Geography
- Location: Lethbridge, Alberta, Canada
- Coordinates: 49°41′05″N 112°48′56″W﻿ / ﻿49.68472°N 112.81556°W

Organisation
- Type: Teaching
- Affiliated university: University of Calgary Faculty of Medicine

Services
- Emergency department: Yes, Level III trauma center
- Beds: 270

Helipads
- Helipad: TC LID: CLH4

History
- Founded: 1955; 71 years ago

Links
- Website: www.albertahealthservices.ca

= Chinook Regional Hospital =

Chinook Regional Hospital is the district general hospital for the City of Lethbridge and Southern Alberta, and offers many of the health care services for Alberta Health Services. The hospital services a population of over 150,000 and is supported by the Chinook Regional Hospital Foundation.

==History==
The first hospital in Lethbridge opened in 1891 by the family of Alexander Galt, a local entrepreneur. The original building now houses the Galt Museum. The Sisters of St. Martha opened the St. Michael's Hospital at 13th Street South and 9th Avenue South in 1929. In 1955, the City of Lethbridge built a municipal hospital nearby where the CRH is located today. Up until 1960, both hospitals received several expansions. The Alberta Department of Health later evaluated them and discovered both needed substantial structural upgrades. The decision was made to rebuild the municipal hospital and redesign St. Michael's as a long-term facility. Despite proposals of several locations for the new hospital, ultimately the hospital was built on the same lot as the municipal hospital allowing the latter to still operate during construction. The Lethbridge Regional Hospital opened June 24, 1988 at the cost of $118 million. The hospital was renamed the Chinook Regional Hospital in 2006. In 2016, a $127 million project saw the Hospital complete an additional five-storey hospital wing to service the growing Lethbridge community.

==Services==
The Chinook Regional Hospital is a busy health facility, the emergency department alone sees more than 48,700 patient visits annually while ambulatory services has more than 52,500 visits annually.
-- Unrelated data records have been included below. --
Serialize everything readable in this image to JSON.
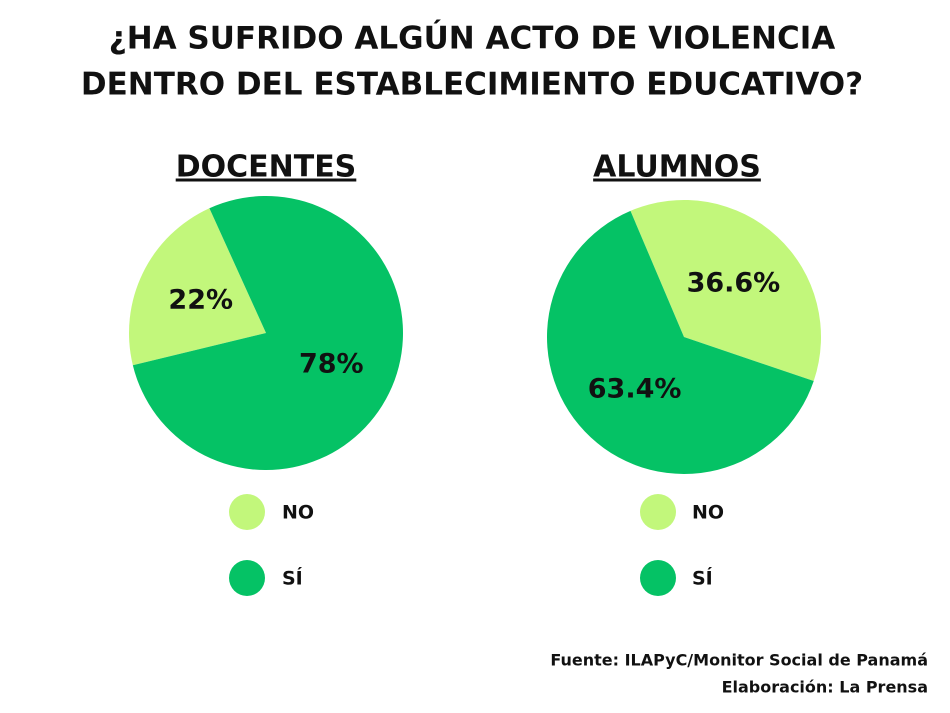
{
  "title": [
    "¿HA SUFRIDO ALGÚN ACTO DE VIOLENCIA",
    "DENTRO DEL ESTABLECIMIENTO EDUCATIVO?"
  ],
  "chart_data": [
    {
      "type": "pie",
      "title": "DOCENTES",
      "categories": [
        "NO",
        "SÍ"
      ],
      "values": [
        22,
        78
      ],
      "value_labels": [
        "22%",
        "78%"
      ],
      "colors": [
        "#c2f77b",
        "#05c265"
      ]
    },
    {
      "type": "pie",
      "title": "ALUMNOS",
      "categories": [
        "NO",
        "SÍ"
      ],
      "values": [
        36.6,
        63.4
      ],
      "value_labels": [
        "36.6%",
        "63.4%"
      ],
      "colors": [
        "#c2f77b",
        "#05c265"
      ]
    }
  ],
  "source": "Fuente: ILAPyC/Monitor Social de Panamá",
  "credit": "Elaboración: La Prensa"
}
Some of the health services provided include the following:

- Emergency
- Intensive care
- Geriatrics
- Internists
- Medical subspecialties, including: Cardiology, Dermatology, Endocrinology, Gastroenterology, Hematology, Immunology, Nephrology, Neurology, Rheumatology & Respirology
- Ambulatory services
- Palliative care
- Mental health
- Pediatrics
- Neonatal Intensive Care Unit
- Anesthesiology
- Obstetrics & Gynecology
- General Surgery
- Surgical specialties, including: Orthopedics, Urology, Plastic Surgery, Vascular, Ophthalmology & ENT
- Oncology & Radiation Therapy via the Jack Ady Cancer Centre
- Level II trauma centre
- Nuclear Medicine
- Diagnostic & Interventional Radiology
- Laboratory & Pathology testing
- Specialised clinics, including: Cardiac Rehabilitation, Asthma Clinics, COPD Program, Heart Function Clinic, Diabetic Education
- Specialised allied health services, including: Therapeutic exercise & Physiotherapy, Nutrition & Dietectics

It is a 270+ bed hospital administered by Alberta Health Services. The facility has over 250 acute care beds, 20 ICU beds, 45 acute geriatrics beds and more than 15 NICU bassinets.

==Heliport==
The hospital is equipped with a helipad for transporting patients to Calgary. Its elevation is 2993 ft and its main user is the Shock Trauma Air Rescue Society (STARS) air ambulance service.

==Affiliations==
The Chinook Regional Hospital is a teaching hospital and has affiliations with the Cumming School of Medicine at the University of Calgary, the University of Lethbridge, the Lethbridge College, the Southern Alberta Institute of Technology and the Canadian Centre for Behavioural Neuroscience. LPN, PCA, Unit Clerks, Radiology Technicians, Sonographers and Bachelor of Nursing students regularly rotate through the Chinook Health Region.

==The Guest House==
The Guest House at Alberta Rose Lodge provides short-term accommodations for adult patients seeking outpatient treatment at the Chinook Regional Hospital and Jack Ady Cancer Centre. It is also available to individuals from outside Lethbridge with family receiving inpatient care.

==Philanthropy==
Philanthropic funding is directed by the Chinook Regional Hospital Foundation. Funds are used to fund healthcare equipment, programs, patient care and special projects.